HONG KONG, September 16 Reuters - Asian shares gave up early gains to fall again on Thursday weighed by declines in China and Hong Kong, even after a strong lead-in from Wall Street which also had pushed the dollar to the lower end of its recent range.

The broadest index of Asia-Pacific shares outside Japan was last down 0.45%, while the Japan's Nikkei stood 0.47% to hit 31 - year high it hit on Monday.

It's quite uncertain and unsettling at present, we've had a few soft days on the back of worries about global growth and then suddenly markets, at least U.S. markets, conclude that 'it's not that bad after all', said Shane Oliver, chief economist at AMP Capital.

He added worries about inflation and supply chain issues could still weigh on shares in the coming weeks, and of course in China we are getting a slowdown in Asia. There were gains on Thursday in Hong Kong, up 0.65%, but the Australian benchmark fell 0.42% with property names continuing to drag - embattled developer China Evergrande Group fell another 8%.

CFDs were flat, the S&P 500 e-minis were U.S. stock futures.

Overnight U.S. stocks closed higher, as rising crude oil prices boosted energy shares and a raft of positive U.S. data boosted those who feel growth in the world's biggest economy should remain strong.

The Dow Jones Industrial Average rose 0.68%, the S&P 500 gained 0.85% and the Nasdaq composite adds 0.82%.

That risk-on mood pushed the dollar lower overnight against a basket of other major currencies, but it was little changed in Asian hours with analysts at Westpac saying the greenback was in its recent range.

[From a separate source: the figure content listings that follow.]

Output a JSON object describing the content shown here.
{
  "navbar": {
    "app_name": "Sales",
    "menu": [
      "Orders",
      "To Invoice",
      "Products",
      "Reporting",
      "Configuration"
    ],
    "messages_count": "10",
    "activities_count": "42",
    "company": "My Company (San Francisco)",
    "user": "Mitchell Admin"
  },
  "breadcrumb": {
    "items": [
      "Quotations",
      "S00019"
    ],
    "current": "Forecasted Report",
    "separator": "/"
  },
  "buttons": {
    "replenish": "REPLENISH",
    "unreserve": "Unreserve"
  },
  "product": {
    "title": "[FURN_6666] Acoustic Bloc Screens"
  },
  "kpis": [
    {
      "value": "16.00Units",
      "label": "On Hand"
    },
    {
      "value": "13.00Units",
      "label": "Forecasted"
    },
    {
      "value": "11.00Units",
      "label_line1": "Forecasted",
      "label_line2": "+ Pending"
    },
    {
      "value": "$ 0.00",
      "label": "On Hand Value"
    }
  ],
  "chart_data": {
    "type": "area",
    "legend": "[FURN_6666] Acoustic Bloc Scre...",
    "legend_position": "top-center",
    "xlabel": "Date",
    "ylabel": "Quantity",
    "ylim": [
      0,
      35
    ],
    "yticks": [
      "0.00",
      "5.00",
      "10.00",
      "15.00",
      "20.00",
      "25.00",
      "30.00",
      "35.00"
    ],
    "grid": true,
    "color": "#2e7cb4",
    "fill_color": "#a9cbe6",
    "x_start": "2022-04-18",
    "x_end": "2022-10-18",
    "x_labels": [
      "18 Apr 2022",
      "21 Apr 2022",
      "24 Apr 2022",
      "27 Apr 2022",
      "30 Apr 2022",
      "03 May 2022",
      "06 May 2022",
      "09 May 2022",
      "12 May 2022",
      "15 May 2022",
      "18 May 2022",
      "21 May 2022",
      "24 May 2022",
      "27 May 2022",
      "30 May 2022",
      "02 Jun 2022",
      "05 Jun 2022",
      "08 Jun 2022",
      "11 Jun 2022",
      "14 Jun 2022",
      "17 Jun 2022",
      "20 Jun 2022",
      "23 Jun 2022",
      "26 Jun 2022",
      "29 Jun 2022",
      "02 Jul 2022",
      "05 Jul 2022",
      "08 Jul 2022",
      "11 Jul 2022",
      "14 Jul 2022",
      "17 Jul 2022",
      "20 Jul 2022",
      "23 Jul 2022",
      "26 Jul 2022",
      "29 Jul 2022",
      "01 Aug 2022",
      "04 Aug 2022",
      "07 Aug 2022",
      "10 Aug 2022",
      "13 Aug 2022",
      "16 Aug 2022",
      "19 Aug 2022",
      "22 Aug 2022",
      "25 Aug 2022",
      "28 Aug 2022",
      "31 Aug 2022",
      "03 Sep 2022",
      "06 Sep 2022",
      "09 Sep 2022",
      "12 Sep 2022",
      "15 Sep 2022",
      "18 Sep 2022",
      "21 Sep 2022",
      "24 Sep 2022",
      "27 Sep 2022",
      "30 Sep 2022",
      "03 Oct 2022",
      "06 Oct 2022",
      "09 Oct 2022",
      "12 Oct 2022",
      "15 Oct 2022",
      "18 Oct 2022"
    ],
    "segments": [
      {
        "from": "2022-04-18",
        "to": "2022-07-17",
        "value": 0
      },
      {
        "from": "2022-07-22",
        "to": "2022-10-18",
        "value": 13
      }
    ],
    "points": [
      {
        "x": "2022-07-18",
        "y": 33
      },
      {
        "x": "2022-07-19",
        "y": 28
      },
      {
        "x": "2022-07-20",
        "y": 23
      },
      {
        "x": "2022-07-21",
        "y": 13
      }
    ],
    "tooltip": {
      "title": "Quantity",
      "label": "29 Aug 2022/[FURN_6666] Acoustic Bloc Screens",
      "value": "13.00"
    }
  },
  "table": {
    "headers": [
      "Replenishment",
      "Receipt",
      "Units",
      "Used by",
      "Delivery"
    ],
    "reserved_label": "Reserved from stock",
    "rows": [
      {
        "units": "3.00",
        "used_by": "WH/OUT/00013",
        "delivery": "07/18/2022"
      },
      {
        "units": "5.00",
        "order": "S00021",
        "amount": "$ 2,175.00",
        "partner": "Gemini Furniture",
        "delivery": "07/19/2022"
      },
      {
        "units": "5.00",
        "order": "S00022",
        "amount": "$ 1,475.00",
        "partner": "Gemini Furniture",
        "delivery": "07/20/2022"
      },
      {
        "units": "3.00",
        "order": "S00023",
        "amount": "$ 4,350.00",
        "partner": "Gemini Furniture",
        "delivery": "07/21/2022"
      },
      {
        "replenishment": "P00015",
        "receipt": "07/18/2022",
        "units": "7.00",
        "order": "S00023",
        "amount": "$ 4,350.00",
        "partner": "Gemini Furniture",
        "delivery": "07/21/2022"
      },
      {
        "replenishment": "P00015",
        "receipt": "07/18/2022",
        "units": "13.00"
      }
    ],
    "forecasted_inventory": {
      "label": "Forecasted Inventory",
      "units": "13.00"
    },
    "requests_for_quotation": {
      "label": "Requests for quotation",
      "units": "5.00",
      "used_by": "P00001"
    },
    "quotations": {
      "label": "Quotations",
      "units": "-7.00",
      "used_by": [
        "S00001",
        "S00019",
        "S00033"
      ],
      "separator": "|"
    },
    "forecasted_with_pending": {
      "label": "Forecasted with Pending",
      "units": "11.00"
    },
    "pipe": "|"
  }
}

They said payroll and inflation data meant the U.S. Federal Reserve could take its time tapering its massive asset purchases - which would typically boost the dollar - while the downside is unlikely to develop anytime soon either, with concerns about Delta coronavirus variant impact on global rebound prospects continuing to swirl, as underscored by China's weaker August activity data. I.S. Treasury yields all dropped after a tight trading in Asian hours with the yield on benchmark 10-year note at 1.299% compared to its U.S. close of 1.304%. Westpac analysts said that, too, looked likely to be mostly range-bound.

Oil prices retreated, giving up some of this week's strong gains on the back of a larger than expected drawdown in crude oil stocks in the United States.

Brent crude, which touched its highest since late July on Wednesday, dipped 0.24% to $75.3 per barrel on Thursday, while U.S. crude dipped 0.22% to $72.45 a barrel.

Spot gold was flat at $1794.41 per ounce, with technical selling below the $380 level on Wednesday evening, in line with a bout of key selling.